Ольга села, не отдавая себе отчета, что она делает. Старуха сняла с нее туфли, потерла рукой застывшие ноги в аккуратно заштопанных чулках и сказала:

— Ишь пальцы–то захолодели. Грейся.

И всунула ее ноги в теплые туфли.

Ольга Борисовна подошла к девушке. Она понимала, что сейчас творится в ее душе, и думала о том, как бы смягчить удар, если уж его не удалось отвести, старалась ничем не обидеть эту гордую раненую душу. Ею овладела материнская жалость к девушке. Она подумала о своем сыне. Пусть никогда в жизни не придется ему переживать такие минуты!

— Я не стану ни расспрашивать, ни утешать вас, Ольга, — сказала она. — Мне кажется, нам не надо сейчас уходить. Оставайтесь у меня.

— Нет, нет, я пойду… мне надо…

— Ничего вам не надо. Вы будете ночевать у меня. Так для нас обеих будет лучше.

И Ольга осталась. В тоне Волошиной произошла какая–то неуловимая перемена, и девушка сразу ее почувствовала. Она не в состоянии была разговаривать. Впрочем, Ольга Борисовна и не пыталась завести разговор. Тихонько играло радио, в комнате было тепло и покойно.

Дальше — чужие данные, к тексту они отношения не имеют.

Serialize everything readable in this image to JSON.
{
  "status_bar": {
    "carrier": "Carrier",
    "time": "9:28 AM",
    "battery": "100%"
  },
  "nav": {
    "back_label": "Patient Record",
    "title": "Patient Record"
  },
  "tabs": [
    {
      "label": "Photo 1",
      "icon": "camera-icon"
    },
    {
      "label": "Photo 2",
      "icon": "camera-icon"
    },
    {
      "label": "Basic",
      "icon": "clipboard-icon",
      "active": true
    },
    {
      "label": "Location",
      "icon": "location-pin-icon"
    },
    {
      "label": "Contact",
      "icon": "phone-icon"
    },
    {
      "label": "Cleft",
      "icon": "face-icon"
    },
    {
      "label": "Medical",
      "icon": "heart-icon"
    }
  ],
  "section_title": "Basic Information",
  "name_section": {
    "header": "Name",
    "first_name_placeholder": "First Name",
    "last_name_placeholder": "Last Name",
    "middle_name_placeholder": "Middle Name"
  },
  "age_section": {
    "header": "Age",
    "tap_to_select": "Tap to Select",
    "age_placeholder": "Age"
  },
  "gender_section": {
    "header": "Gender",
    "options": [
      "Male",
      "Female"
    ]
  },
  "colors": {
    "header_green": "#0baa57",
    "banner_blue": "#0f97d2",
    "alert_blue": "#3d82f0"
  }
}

Ольга долго сидела, глядя в одну точку и машинально прислушиваясь к музыке, а мысли ее путались, ц невозможно было найти какой–то выход, и казалось, что впереди нет никакого просвета. В изнеможении она прилегла на тахту, подложив под голову большую вы–шитую подушку, и ей казалось, что мама, родная, давно ушедшая мама, подошла и нежно погладила ее по голове, как гладила когда–то в далеком милом детстве перед сном. Да нет, это Ольга Борисовна присела рядом на тахту. Или это мама? Уже ничего нельзя понять, сон наваливается на нее, мягкий, мохнатый, и слезы сжимают горло.

Когда Ольга заснула, Волошина еще долго сидела около нее, смотрела на милое, такое детское лицо, и теплое, материнское чувство не покидало ее. Потом она осторожно встала и пошла к себе в спальню.

«Значит, так: помогать изо всех сил и изо всех сил работать самой, стараться, чтобы Коршуновой трудней было достичь рекорда. Ничего не скажешь, диалектика», — вспомнила она разговор с Громовым, но на этот раз его слова не отозвались в ней болью.